PM uses green children to gloss over Algarve oil threat

antoniocosta3Portugal’s Prime Minister, António Costa, today spent time hugging trees in Loulé, visiting Monchique firefighters who had not been paid for a year, and ended the day answering tricky oil related questions posed by journalists.

Today was Children’s Day, noted in the Algarve by a visit from the smiley PM who started his tour by hugging trees with a group of green T-shirted kids, ‘in defense of the forest,’ in Duarte Pacheco park in Loulé.

Next, Costa was off to the Monchique hills, one of the fire risk areas for the coming summer, saying to assembled firefighters and journalists that the country has pulled out all the stops to make the forests safe in the nationwide scrub cleaning exercise.

The firefighters, a forestry brigade which has been working for a year, has not yet been paid as the Government has withheld funds due to the Association of Forest Owners of the Eastern Algarve. The bill so far is €40,000 which the Council in Monchique has been helping to subsidise.
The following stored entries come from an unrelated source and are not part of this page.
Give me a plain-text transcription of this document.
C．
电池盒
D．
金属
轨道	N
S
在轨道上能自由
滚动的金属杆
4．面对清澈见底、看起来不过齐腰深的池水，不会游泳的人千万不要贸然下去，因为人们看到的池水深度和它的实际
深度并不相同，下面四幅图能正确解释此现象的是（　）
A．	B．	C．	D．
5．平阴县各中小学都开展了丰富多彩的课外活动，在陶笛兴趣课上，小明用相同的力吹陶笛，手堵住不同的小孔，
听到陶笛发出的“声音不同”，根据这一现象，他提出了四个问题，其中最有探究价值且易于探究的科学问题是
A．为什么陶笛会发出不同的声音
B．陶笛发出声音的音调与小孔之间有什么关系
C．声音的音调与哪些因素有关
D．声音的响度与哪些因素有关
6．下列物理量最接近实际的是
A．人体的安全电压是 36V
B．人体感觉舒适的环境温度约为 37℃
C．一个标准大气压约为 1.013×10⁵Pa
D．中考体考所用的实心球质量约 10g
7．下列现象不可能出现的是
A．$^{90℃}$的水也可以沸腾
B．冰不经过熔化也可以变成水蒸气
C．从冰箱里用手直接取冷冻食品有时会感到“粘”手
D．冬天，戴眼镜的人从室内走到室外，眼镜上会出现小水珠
Costa was asked by journalists, how could he explain his tree hugging when at the same time allowing oil and gas exploration off the Aljezur coast, especially without the safeguard, however flimsy, of an environmental impact study.
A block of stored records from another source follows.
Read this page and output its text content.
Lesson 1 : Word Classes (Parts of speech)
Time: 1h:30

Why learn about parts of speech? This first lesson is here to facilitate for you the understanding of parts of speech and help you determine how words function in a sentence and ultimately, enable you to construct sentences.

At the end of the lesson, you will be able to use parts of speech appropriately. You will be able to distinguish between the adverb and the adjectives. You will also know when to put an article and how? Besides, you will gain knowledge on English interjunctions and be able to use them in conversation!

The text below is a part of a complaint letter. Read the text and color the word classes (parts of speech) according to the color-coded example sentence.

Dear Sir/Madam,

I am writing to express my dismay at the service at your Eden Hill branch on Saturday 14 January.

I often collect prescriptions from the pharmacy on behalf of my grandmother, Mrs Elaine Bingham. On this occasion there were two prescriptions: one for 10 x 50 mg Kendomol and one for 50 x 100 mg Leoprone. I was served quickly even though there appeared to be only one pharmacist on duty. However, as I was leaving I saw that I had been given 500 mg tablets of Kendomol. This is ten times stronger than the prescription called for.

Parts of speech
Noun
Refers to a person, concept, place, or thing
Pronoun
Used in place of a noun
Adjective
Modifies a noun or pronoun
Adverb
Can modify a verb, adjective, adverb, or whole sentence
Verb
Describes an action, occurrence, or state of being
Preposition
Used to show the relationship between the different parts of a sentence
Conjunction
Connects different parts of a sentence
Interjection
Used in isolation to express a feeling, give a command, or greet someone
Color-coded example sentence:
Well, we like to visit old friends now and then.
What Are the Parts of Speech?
Costa stuck to the well rehearsed mantra now adopted by key ministers, that if oil is to be drilled, only then does there have to be an environmental impact study.
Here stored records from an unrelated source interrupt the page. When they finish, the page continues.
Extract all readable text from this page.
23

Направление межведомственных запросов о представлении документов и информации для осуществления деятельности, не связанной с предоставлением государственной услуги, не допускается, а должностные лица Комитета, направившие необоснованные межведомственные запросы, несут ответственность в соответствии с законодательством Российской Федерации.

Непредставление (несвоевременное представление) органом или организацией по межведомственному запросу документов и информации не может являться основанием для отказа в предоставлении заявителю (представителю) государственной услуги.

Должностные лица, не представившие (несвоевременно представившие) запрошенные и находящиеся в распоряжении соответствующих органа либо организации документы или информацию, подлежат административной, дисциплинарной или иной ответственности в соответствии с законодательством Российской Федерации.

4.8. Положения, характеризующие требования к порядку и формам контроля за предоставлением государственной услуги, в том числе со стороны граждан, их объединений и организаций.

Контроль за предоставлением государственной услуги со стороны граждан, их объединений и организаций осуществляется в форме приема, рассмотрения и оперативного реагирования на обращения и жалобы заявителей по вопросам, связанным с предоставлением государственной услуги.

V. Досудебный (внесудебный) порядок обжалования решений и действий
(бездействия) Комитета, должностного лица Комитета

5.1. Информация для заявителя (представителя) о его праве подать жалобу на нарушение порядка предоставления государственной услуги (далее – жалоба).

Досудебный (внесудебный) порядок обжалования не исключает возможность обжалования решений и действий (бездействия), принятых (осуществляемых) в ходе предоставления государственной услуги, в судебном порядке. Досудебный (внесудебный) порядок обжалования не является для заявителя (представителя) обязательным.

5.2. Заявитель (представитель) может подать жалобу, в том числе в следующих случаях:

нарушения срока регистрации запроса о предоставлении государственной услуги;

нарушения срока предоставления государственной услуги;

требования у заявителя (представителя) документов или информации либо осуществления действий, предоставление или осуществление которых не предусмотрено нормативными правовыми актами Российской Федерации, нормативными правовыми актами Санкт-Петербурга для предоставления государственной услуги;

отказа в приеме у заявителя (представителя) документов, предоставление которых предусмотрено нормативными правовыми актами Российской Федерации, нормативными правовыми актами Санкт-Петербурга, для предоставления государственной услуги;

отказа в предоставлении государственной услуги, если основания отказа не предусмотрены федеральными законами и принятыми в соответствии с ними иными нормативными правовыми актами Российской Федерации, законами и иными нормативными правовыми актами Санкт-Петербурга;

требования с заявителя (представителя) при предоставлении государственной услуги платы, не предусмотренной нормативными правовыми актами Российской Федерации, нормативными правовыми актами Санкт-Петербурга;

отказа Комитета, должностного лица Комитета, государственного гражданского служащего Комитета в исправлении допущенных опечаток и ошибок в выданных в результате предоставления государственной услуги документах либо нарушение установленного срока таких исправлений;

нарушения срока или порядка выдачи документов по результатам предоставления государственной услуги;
Another government ruse is the old ‘saving on oil imports’ ploy whereby the government continues to fool the public into to imagining that extracting oil from Portuguese waters somehow will reduce the nation’s import bill, which it won’t as Galp-ENI will sell any oil shipped to Portugal at the international barrel price.

Costa said today that “the least we can do is find out whether we have resources or not,” making it sound like the oil somehow belongs to the State when in fact it has been signed away in sloppily negotiated concession agreements that will leave oil companies in profit and Portugal facing the environmental costs of production and spillage.

The use today of smiley, happy children to help paint a green gloss over the government’s pro-oil agenda, marks a new low for an administration that continues to evade the truth, to deny the consequences and block open debate on oil and gas exploration.